You remember that night in the upper room in John 13 when, after supper, Jesus got up, took off His outer garments, wrapped Himself with a towel and washed His disciples’ feet. You remember that? And they were all just shocked, scandalized at His behavior. This is the lowest, most menial task, reserved for the slave, not for their Rabbi, their Master. It’s a shocking moment. They’re all very uncomfortable as He washes their feet. And when He gets to Peter, Peter says, “You shall never wash my feet, Lord!” And Jesus said, “Unless I wash you, you have no part with Me.” And so he says, “Well then, not my feet only, but my head and my hands also!” That surely is the right attitude. When we say, “Forgive me,” we are saying, “Forgive all of me. Forgive all of it. Wash me all the way through. Not my feet only, but my head and my hands also. I want there to be no area of my life where I continue to cling to my sin. So wash me clean in every place, in every spot.” “Naked come to Thee for dress, helpless look to Thee for grace; foul I to the fountain fly; wash me, Savior, or I die.” That was what Peter was saying. Is it what you are saying? Is it?

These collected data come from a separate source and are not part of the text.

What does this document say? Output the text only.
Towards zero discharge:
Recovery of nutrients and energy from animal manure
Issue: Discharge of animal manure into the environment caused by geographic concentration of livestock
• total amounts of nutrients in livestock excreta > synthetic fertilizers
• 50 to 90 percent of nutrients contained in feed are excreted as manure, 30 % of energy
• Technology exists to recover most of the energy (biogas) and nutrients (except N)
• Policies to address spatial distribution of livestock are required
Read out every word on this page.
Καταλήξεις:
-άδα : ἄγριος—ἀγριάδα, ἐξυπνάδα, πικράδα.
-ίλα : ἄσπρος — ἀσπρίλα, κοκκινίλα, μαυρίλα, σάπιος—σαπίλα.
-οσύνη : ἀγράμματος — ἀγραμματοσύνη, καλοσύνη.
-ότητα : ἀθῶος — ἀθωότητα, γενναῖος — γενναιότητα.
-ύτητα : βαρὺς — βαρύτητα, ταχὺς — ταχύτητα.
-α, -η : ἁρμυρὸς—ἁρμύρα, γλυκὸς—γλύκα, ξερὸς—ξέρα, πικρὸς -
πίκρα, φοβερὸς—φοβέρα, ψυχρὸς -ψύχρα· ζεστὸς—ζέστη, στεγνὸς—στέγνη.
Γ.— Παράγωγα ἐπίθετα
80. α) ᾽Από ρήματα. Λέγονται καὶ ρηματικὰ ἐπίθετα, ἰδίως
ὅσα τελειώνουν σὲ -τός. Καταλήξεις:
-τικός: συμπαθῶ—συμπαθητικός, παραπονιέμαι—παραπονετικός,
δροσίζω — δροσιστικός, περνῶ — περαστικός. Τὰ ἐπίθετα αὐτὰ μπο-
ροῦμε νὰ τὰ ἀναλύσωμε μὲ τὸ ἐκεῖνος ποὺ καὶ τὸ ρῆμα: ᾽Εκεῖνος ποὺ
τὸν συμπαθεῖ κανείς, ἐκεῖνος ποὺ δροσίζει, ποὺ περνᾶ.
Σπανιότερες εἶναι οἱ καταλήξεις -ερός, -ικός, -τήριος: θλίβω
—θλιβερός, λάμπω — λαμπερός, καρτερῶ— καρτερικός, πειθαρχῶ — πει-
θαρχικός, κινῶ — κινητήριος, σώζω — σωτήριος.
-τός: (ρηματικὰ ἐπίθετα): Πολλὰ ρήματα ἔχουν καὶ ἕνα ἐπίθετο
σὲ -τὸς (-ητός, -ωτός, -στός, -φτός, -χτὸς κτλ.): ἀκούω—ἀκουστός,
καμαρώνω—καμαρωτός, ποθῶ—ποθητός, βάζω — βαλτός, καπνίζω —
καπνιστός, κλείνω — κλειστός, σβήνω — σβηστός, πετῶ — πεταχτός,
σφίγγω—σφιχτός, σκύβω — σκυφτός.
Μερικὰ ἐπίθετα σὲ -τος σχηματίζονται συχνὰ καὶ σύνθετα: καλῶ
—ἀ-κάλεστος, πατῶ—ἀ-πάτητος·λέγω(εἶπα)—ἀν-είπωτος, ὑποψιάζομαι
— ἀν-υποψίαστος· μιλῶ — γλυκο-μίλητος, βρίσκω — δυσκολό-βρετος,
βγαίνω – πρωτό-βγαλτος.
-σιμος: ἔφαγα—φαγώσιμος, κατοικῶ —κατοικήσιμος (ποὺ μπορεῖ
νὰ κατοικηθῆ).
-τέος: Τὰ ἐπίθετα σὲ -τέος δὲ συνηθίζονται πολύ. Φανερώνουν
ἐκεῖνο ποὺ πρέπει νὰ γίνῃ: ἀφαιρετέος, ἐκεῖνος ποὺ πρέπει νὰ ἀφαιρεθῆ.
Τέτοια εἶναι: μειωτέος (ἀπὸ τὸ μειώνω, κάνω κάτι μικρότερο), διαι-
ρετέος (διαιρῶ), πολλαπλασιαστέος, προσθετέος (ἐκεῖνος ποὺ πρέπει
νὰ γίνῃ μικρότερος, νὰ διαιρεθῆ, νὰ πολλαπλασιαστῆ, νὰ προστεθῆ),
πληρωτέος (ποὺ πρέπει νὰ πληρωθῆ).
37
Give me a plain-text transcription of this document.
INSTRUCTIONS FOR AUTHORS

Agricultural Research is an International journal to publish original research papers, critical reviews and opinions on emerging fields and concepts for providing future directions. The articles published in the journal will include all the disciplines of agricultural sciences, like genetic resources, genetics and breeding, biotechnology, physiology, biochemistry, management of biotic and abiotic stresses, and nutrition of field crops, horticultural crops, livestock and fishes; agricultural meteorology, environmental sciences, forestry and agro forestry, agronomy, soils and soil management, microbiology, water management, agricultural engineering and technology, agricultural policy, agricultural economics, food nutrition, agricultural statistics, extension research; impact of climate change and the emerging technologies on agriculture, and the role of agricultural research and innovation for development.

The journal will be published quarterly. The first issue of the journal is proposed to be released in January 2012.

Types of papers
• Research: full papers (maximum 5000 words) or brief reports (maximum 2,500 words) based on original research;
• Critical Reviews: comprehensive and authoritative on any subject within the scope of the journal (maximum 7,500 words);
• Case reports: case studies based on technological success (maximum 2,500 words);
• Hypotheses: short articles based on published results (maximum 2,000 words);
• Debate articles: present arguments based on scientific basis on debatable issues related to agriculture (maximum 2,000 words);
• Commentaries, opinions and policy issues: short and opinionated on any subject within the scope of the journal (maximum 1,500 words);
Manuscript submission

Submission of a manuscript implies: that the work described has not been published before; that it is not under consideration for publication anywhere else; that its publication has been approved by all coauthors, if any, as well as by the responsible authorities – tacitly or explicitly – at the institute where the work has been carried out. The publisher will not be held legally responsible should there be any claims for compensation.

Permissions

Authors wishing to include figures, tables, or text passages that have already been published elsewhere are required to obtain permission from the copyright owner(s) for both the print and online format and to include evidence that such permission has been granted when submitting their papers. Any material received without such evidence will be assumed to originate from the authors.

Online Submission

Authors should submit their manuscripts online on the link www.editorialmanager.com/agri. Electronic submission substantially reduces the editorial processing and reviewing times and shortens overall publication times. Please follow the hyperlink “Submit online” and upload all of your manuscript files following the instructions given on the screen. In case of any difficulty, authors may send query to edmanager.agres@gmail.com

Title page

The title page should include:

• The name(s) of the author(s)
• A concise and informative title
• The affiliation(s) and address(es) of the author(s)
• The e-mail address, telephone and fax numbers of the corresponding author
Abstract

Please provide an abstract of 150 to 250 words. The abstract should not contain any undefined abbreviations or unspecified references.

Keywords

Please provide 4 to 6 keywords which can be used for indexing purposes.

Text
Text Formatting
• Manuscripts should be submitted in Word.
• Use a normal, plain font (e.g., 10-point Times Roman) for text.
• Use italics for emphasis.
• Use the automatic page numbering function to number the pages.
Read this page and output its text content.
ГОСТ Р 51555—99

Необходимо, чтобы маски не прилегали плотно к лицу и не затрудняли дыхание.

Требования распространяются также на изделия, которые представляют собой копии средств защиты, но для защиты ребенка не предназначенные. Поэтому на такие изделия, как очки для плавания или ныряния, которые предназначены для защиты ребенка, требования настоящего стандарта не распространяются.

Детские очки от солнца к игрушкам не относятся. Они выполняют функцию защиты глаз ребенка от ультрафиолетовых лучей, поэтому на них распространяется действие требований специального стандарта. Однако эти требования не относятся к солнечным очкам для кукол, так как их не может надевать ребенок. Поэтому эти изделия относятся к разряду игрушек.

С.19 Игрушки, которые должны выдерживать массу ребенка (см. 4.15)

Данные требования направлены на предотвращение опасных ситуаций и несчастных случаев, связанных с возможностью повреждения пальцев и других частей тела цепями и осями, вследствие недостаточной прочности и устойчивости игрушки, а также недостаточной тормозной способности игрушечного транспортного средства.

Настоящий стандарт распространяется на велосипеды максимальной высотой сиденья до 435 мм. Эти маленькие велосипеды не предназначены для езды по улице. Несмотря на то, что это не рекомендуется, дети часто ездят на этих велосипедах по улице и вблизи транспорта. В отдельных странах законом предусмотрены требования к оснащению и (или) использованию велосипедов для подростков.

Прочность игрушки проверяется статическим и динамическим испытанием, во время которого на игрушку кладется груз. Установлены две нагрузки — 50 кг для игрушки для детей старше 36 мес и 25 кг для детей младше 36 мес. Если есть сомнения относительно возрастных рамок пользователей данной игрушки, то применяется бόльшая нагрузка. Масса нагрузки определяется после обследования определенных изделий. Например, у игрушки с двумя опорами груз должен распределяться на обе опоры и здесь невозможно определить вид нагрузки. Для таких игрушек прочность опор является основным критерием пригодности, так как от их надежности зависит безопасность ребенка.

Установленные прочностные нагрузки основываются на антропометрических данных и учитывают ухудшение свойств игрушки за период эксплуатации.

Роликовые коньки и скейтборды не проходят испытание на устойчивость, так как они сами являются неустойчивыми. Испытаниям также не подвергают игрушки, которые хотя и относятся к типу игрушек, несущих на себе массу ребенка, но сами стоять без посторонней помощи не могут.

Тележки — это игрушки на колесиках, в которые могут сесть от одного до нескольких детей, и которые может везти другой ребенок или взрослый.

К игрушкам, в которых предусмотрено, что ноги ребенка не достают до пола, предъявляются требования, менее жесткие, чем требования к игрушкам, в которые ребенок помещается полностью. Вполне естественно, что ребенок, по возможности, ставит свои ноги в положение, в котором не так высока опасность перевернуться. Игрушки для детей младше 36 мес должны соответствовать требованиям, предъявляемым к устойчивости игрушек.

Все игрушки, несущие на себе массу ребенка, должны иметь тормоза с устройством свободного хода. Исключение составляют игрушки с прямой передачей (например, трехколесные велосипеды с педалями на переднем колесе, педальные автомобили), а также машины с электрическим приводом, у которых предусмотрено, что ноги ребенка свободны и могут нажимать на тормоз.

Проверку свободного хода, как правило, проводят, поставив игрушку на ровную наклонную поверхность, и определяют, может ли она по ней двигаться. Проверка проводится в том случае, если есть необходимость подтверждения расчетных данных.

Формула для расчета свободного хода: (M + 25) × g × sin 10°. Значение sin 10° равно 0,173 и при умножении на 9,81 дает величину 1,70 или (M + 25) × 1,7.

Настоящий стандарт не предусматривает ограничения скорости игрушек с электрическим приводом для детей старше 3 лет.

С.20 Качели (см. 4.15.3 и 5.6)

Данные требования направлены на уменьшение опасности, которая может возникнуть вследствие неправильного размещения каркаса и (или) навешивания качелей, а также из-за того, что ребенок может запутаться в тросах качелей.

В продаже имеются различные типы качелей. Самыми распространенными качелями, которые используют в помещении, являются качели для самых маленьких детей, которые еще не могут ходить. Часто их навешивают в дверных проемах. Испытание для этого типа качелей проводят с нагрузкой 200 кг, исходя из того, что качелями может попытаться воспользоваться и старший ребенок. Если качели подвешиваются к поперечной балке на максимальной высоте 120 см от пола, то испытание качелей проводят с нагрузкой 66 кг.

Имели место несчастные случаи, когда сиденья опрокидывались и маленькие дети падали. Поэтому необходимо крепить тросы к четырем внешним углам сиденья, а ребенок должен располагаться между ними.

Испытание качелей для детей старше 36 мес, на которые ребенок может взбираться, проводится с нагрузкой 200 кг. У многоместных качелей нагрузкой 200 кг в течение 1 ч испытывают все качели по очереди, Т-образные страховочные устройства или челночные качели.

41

One last thing before we’re done. You’ve been very patient; let me say this. That night in the upper room, Jesus went on to explain why He washed their feet. He said, “You’re clean. You’ve had a bath. You’re clean. You don’t need to wash again except for your feet. Because you walk the dusty streets of Palestine, your feet are going to get dirty and you’ll need to wash them every day, probably more than that – multiple times every day.” Christians are clean, once and for all clean. When you come to know Jesus, your sin is forgiven. Praise God you are clean, but there is still daily grime. Isn’t there? You still sin every day; me too. And the shocking moment in the upper room is so full of beauty because it preaches to us the good news that Jesus is willing, He’s willing to wash away daily grime. So you can go to Him and confess your sin. The Master Himself will still come and wash your feet and make you clean. So why hang back? Why cling to your pet sin, festering away with all its poisonous, deadly impact? Let it go. Come confess. Jesus is ready to wash you clean. Take the bold, audacious prayer on your lips. “Father, forgive all my debts. Wipe the slate clean. Jesus has paid in full. Not my feet only, but my head and my hands also. Wash all of me. Wash me, Savior, or I die.”

Is that your prayer today? That’s the prayer Jesus is teaching us to pray. It ought to be your most familiar prayer – every day, coming to get clean. “Father, forgive us our debts as we forgive our debtors.” Let’s pray together.

Our Father, we do need Your cleansing grace. How urgently we need it. Every day we are guilty; every day we are dirty. Every day we fall short. Today, there’s not a single one of us, not one, who does not need Jesus to wash us clean. So Lord Jesus, not our feet only but our heads and our hands also, all of us, all the way through. Make us clean. Thank You that You shed Your blood to make us clean, that there is no debt to pay when we trust in You, for You have paid in full. Because it is finished, we have hope. So we come to You and we ask You to, “Wash us, Savior, or we die.” Hear our cries, for Jesus’ sake. Amen.